MDVN - Options Insider Makes $40 Million in One Minute.

Quote from livevol_ophir:

The OI went up on the calls then down the day after when the were purchased 0.00 x 0.05.

i.e. the trade in the calls was the opposite of buying - aka, selling.

So it was likely a short collar? Isn't that a pretty normal hedging strategy for those long the underlying? In which case, why did you say it was almost certainly insider trading?
 
Quote from xflat2186:

Sorry but there is no "usual" way to hedge and the stock holder can choose to do it anyway they like. I am equally as sure that order was shopped upstairs long before it hit the tape.

Exactly. Who says this was done as a last minute market order? It's naive to assume that, given the size of the trade.

Also, what kind of self-respecting crook would make an insider trade SO OBVIOUS that even the tin foil hat brigade pick up on it like flies to shit? It was guaranteed that a trade like this would be looked at - therefore it is either the most incompetent insider trader known to man, or it was a legitimate trade, probably a hedge to someone long millions of dollars worth of stock who didn't fancy flipping a coin on some drug-test results, or possibly just a speculation, taking advantage of the pumped vol. IMO the odds of it being a legit trade are >50%, just because I find it hard to believe that in the post-Madoff, post-crash era, a fraudster would be so dumb as to think they could get away with something so obvious and blatant.
 
Quote from livevol_ophir:


Even if this person was long stock and got out - if they had this info, that's still an SEC violation. The SEC bans unfair gains AND unfair avoidance of loss.

Wrong - insider trading is not defined as "unfair gains and unfair avoidance of loss". It's a much more strict definition than that.
 
Quote from Ghost of Cutten:

Why can't it be legit?

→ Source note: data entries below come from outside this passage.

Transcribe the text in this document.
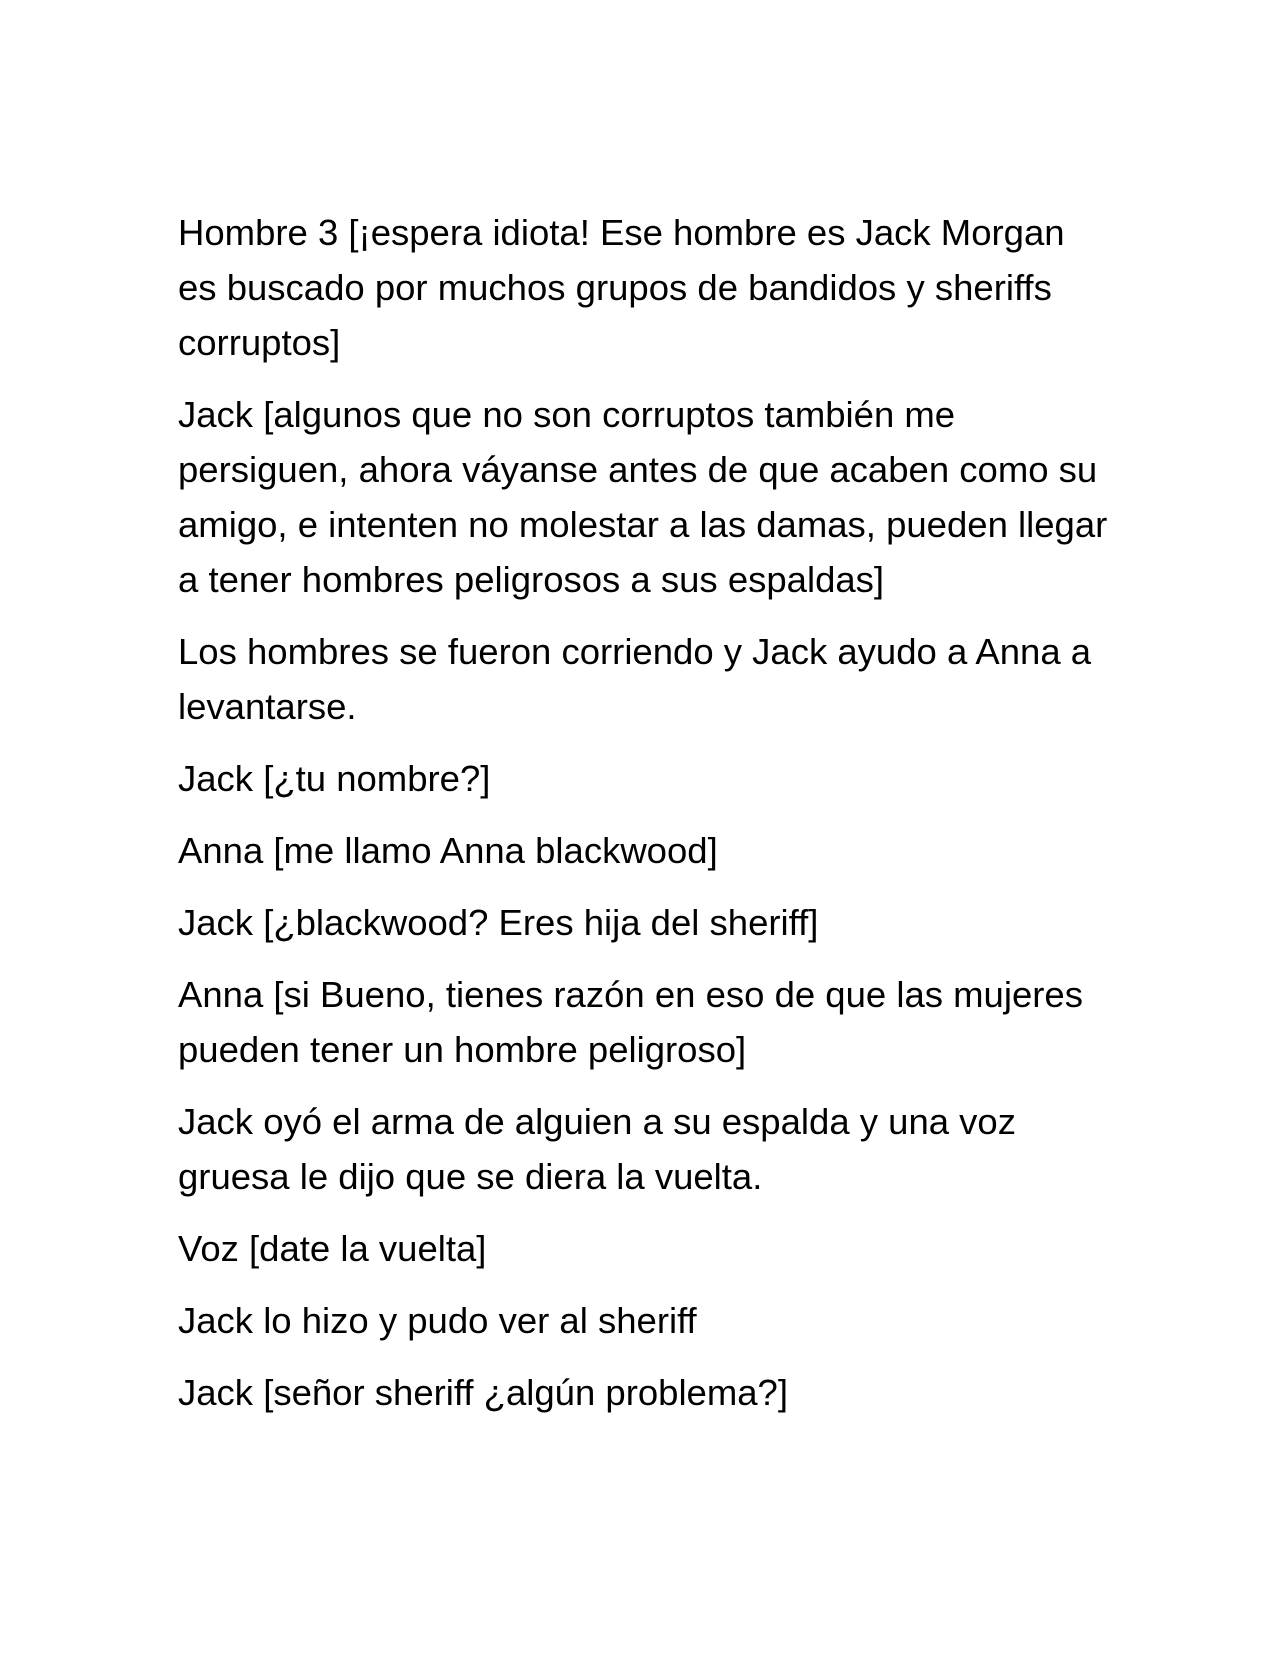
Hombre 3 [¡espera idiota! Ese hombre es Jack Morgan es buscado por muchos grupos de bandidos y sheriffs corruptos]

Jack [algunos que no son corruptos también me persiguen, ahora váyanse antes de que acaben como su amigo, e intenten no molestar a las damas, pueden llegar a tener hombres peligrosos a sus espaldas]

Los hombres se fueron corriendo y Jack ayudo a Anna a levantarse.

Jack [¿tu nombre?]

Anna [me llamo Anna blackwood]

Jack [¿blackwood? Eres hija del sheriff]

Anna [si Bueno, tienes razón en eso de que las mujeres pueden tener un hombre peligroso]

Jack oyó el arma de alguien a su espalda y una voz gruesa le dijo que se diera la vuelta.

Voz [date la vuelta]

Jack lo hizo y pudo ver al sheriff

Jack [señor sheriff ¿algún problema?]
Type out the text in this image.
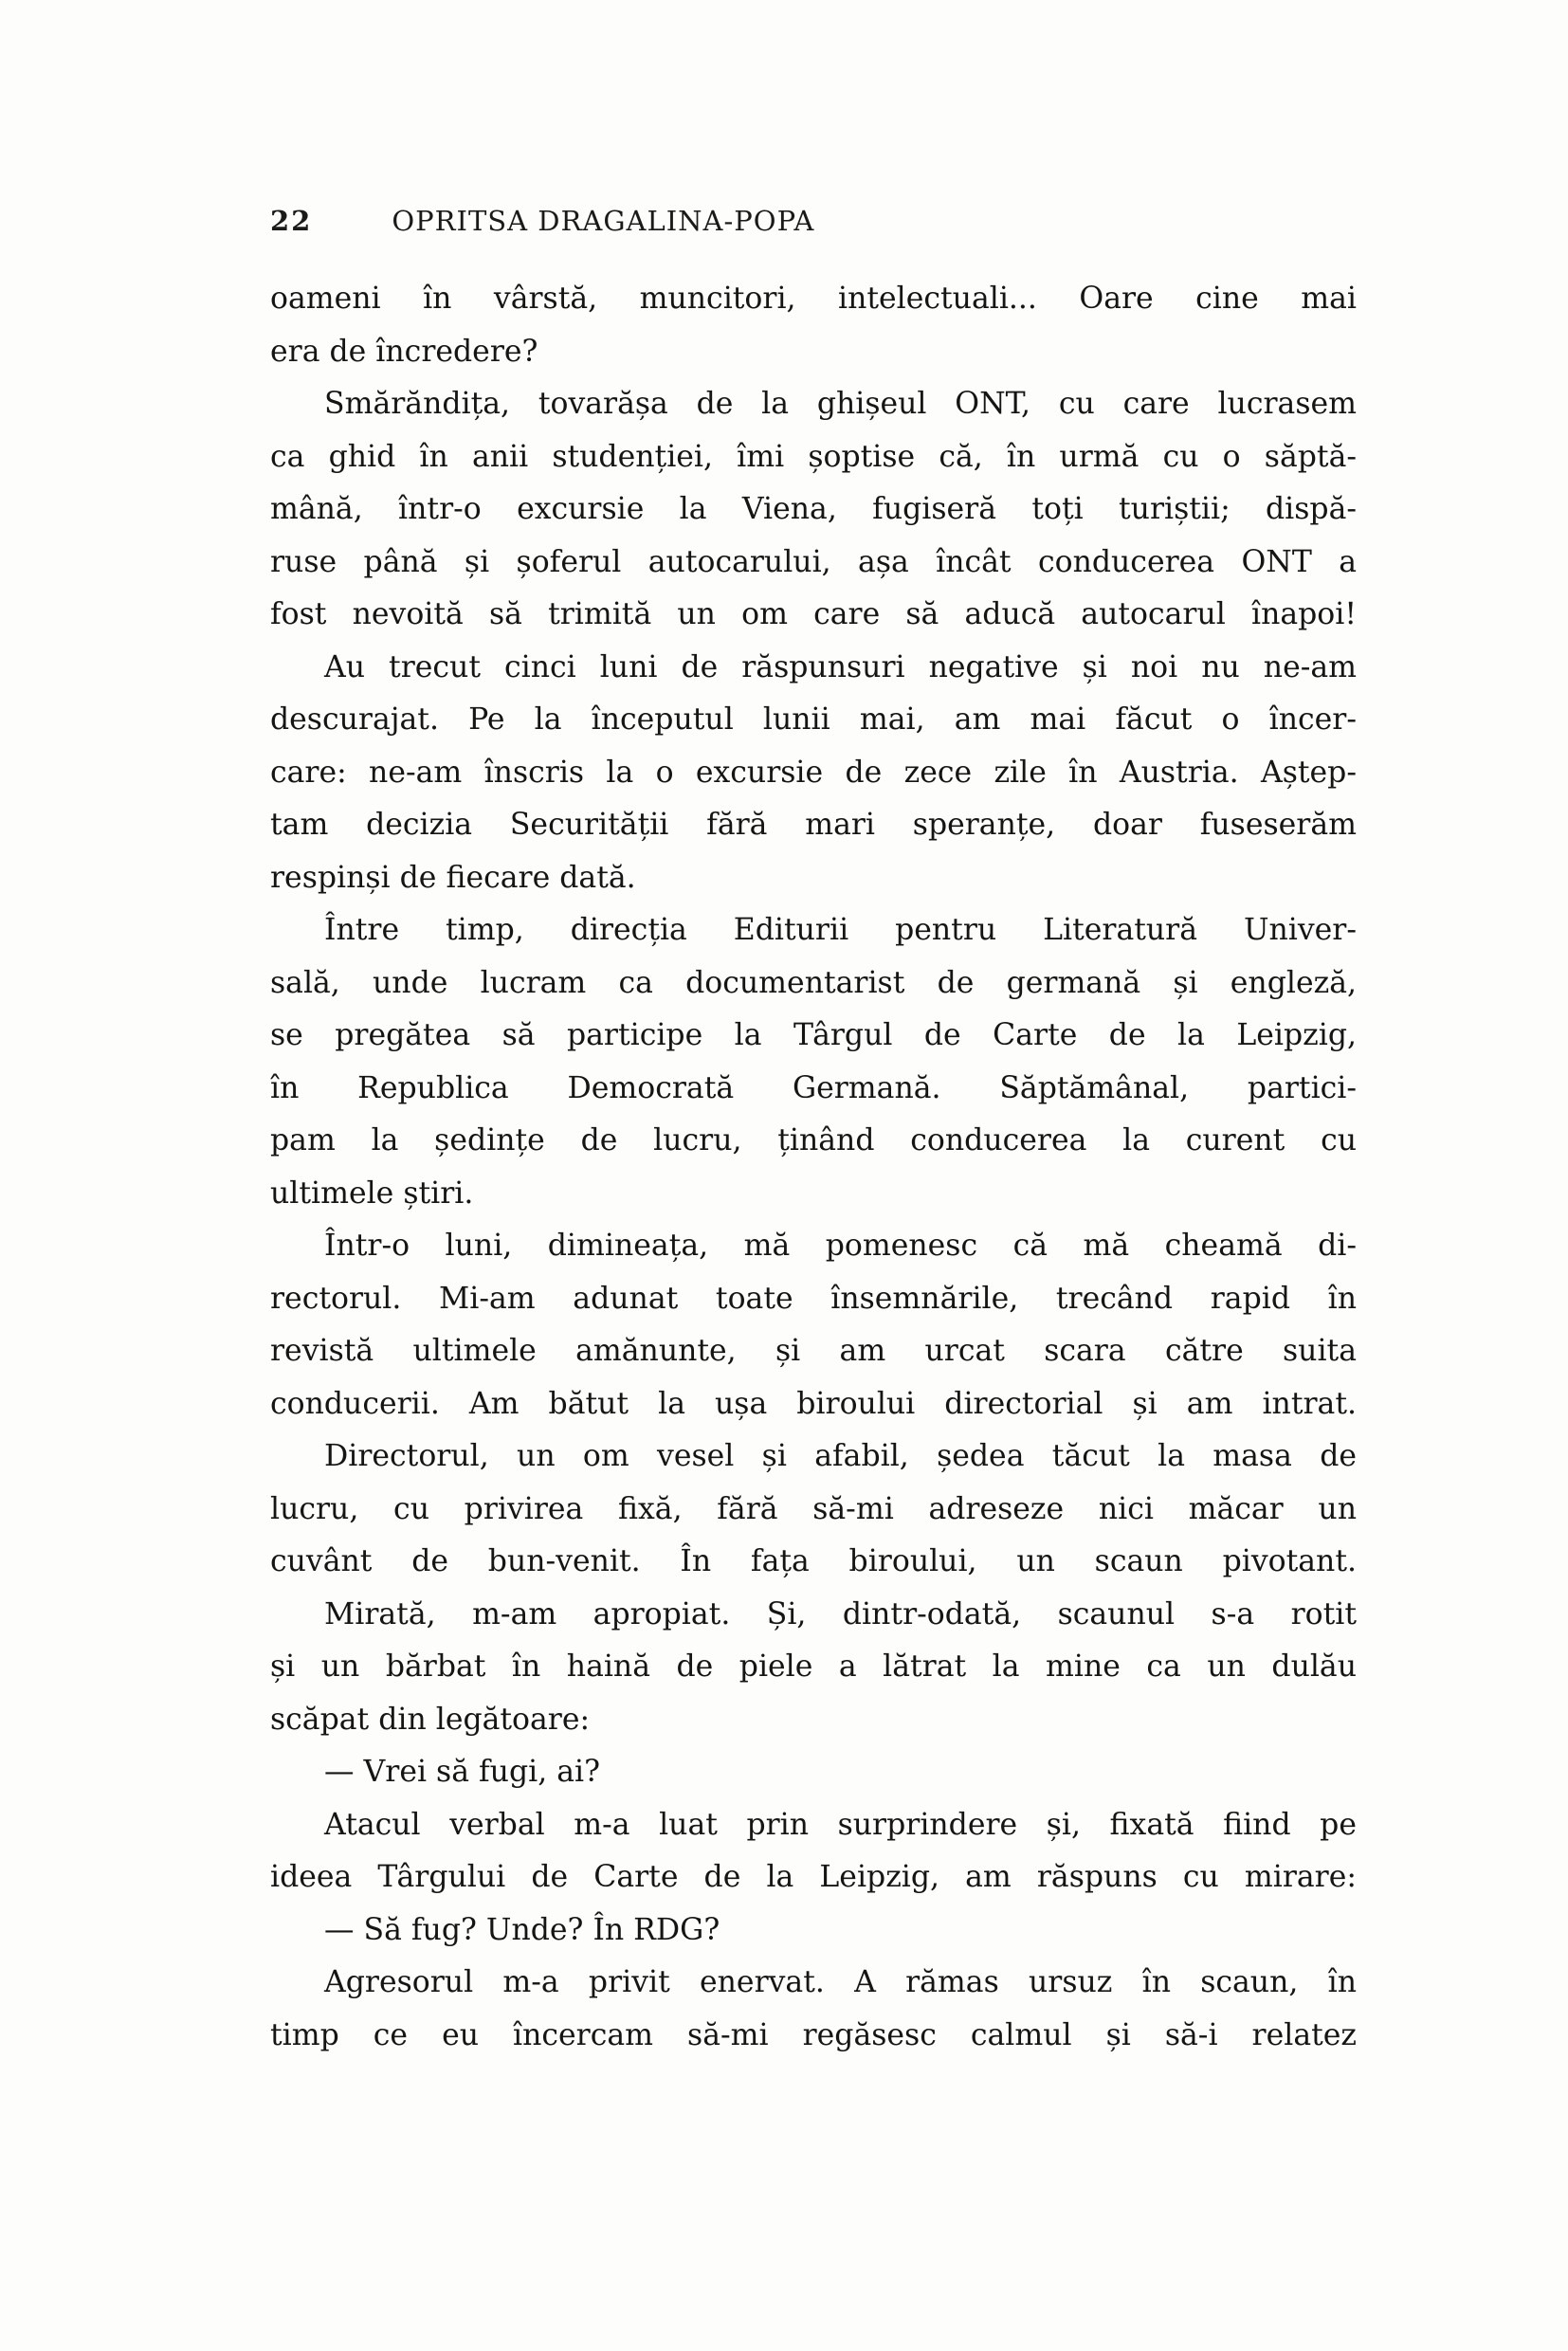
22	OPRITSA DRAGALINA-POPA
oameni în vârstă, muncitori, intelectuali... Oare cine mai
era de încredere?
Smărăndița, tovarășa de la ghișeul ONT, cu care lucrasem
ca ghid în anii studenției, îmi șoptise că, în urmă cu o săptă-
mână, într-o excursie la Viena, fugiseră toți turiștii; dispă-
ruse până și șoferul autocarului, așa încât conducerea ONT a
fost nevoită să trimită un om care să aducă autocarul înapoi!
Au trecut cinci luni de răspunsuri negative și noi nu ne-am
descurajat. Pe la începutul lunii mai, am mai făcut o încer-
care: ne-am înscris la o excursie de zece zile în Austria. Aștep-
tam decizia Securității fără mari speranțe, doar fuseserăm
respinși de fiecare dată.
Între timp, direcția Editurii pentru Literatură Univer-
sală, unde lucram ca documentarist de germană și engleză,
se pregătea să participe la Târgul de Carte de la Leipzig,
în Republica Democrată Germană. Săptămânal, partici-
pam la ședințe de lucru, ținând conducerea la curent cu
ultimele știri.
Într-o luni, dimineața, mă pomenesc că mă cheamă di-
rectorul. Mi-am adunat toate însemnările, trecând rapid în
revistă ultimele amănunte, și am urcat scara către suita
conducerii. Am bătut la ușa biroului directorial și am intrat.
Directorul, un om vesel și afabil, ședea tăcut la masa de
lucru, cu privirea fixă, fără să-mi adreseze nici măcar un
cuvânt de bun-venit. În fața biroului, un scaun pivotant.
Mirată, m-am apropiat. Și, dintr-odată, scaunul s-a rotit
și un bărbat în haină de piele a lătrat la mine ca un dulău
scăpat din legătoare:
— Vrei să fugi, ai?
Atacul verbal m-a luat prin surprindere și, fixată fiind pe
ideea Târgului de Carte de la Leipzig, am răspuns cu mirare:
— Să fug? Unde? În RDG?
Agresorul m-a privit enervat. A rămas ursuz în scaun, în
timp ce eu încercam să-mi regăsesc calmul și să-i relatez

Surely someone who is long a boatload of stock before an important drug announcement has an obvious reason to hedge their stock with options.

(a) Based on Yahoo! Finance:
Largest direct shareholder is David Hung - 1.4 million shares.
Largest institution is Barclays - 1.8 million shares (not mutual fund).
This was for 2.6 million shares. Even if someone had options that don't appear on insider rosters (which is possible), 2.6 million would be enormous relative to the numbers above. It's not gonna be just a "hedge".
It's gonna be someone with unique knowledge about the company.

(b) A hedge is not a position flip. This is a position <u>close</u>, NOT a hedge. It's ~100 delta with calls and puts.

The SEC treats avoidance of loss and speculative gain as the same if they use inside information.